Before Bingo Plus, DigiPlus operated Bingo Bonanza which was an electronic bingo hall chain often is housed inside shopping malls. As of 2016, there are 129 bingo parlors.

Aside from bingo, Bingo Plus includes tong-its and perya (fair) games.

===Game Zone===
Game Zone (stylized as GameZone) is an online gambling platform. It enables player vs player (PVP) games involving classic card and betting games like tong-its, pusoy, and Lucky Nine.

It had a grand launch on May 28, 2025, under ABLE. Previously it was launched on July 15, 2021, after LRWC subsidiary Total Gamezone Xtreme, Inc. (TGXI) was given an electronic gaming system (EGS) license by PAGCOR.

==Other subsidiaries and ventures==
DigiPlus controls 70 percent stakes on the First Cagayan Leisure and Resort Corp., a company authorized by the Cagayan Economic Zone Authority to license and regulate online casinos and sports betting operations within the Cagayan Special Economic Zone. DigiPlus' corporate social responsibility arm is the BingoPlus Foundation.
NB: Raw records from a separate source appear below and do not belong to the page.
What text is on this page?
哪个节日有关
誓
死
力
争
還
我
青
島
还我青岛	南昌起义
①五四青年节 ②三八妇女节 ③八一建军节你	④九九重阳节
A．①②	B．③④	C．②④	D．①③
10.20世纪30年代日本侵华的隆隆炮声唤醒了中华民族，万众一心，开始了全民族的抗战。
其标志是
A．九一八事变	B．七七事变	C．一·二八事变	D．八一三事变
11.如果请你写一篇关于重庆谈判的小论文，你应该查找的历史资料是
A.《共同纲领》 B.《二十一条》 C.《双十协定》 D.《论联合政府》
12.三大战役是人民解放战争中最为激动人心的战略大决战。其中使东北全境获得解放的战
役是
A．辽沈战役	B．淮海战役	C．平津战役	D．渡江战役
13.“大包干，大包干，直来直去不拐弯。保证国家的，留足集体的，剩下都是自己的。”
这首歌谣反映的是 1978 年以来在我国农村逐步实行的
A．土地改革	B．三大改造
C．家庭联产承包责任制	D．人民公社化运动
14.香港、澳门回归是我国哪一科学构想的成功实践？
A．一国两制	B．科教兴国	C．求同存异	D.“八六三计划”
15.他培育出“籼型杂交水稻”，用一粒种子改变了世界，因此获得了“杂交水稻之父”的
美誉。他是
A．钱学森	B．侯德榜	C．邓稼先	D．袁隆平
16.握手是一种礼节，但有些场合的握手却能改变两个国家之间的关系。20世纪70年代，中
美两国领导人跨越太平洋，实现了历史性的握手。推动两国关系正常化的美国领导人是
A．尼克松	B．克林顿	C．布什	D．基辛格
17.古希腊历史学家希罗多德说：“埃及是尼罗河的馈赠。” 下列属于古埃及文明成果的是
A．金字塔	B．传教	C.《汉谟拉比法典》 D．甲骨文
DigiPlus acquired 51 percent stake on Midas Hotel of Zaldy Co's Eco Leisure and Hospitality Holding Co. in 2012. In 2019, Digiplus decided to divest its shares following internal disagreements and secured a prospective buyer. Eco Leisure exercised its right of first refusal offering to purchase back Digiplus' shares. However Eco Leisure later offered instead citing reimbursement claims for expenses. A legal dispute arose between Eco Leisure and DigiPlus since 2020 with the former alleging the latter has financial obligations with it. The arbitration tribunal ruled in favor of DigiPlus and was elevated to the Pasig Regional Trial Court in 2022.

== GSIS investment ==
Philippine Senate Deputy Minority Leader and Chairman of the Committee on Women, Children, Family Relations and Gender Equality Risa Hontiveros stated during a Senate session on August 5, stated that Government Service Insurance System (GSIS) allegedly invested 1 billion pesos on DigiPlus. Hontiveros stated that "According to the Ombudsman, Mr. Veloso and his fellow GSIS officials may have committed serious misconduct when they entered into an agreement to purchase Alternergy’s Perpetual Preferred Shares without the approval of the GSIS Board of Trustees, and in clear violation of the GSIS’s own investment policies and guidelines." Senator Raffy Tulfo, who is the Chairman of the Committee on Games and Amusement, said he is willing to investigate the issue. GSIS issued a statement on August 7, and defended its stand on P1 billion investment in DigiPlus, saying the state pension fund remained "strong, secure, and actuarially sound" despite growing public concern and scrutiny from lawmakers.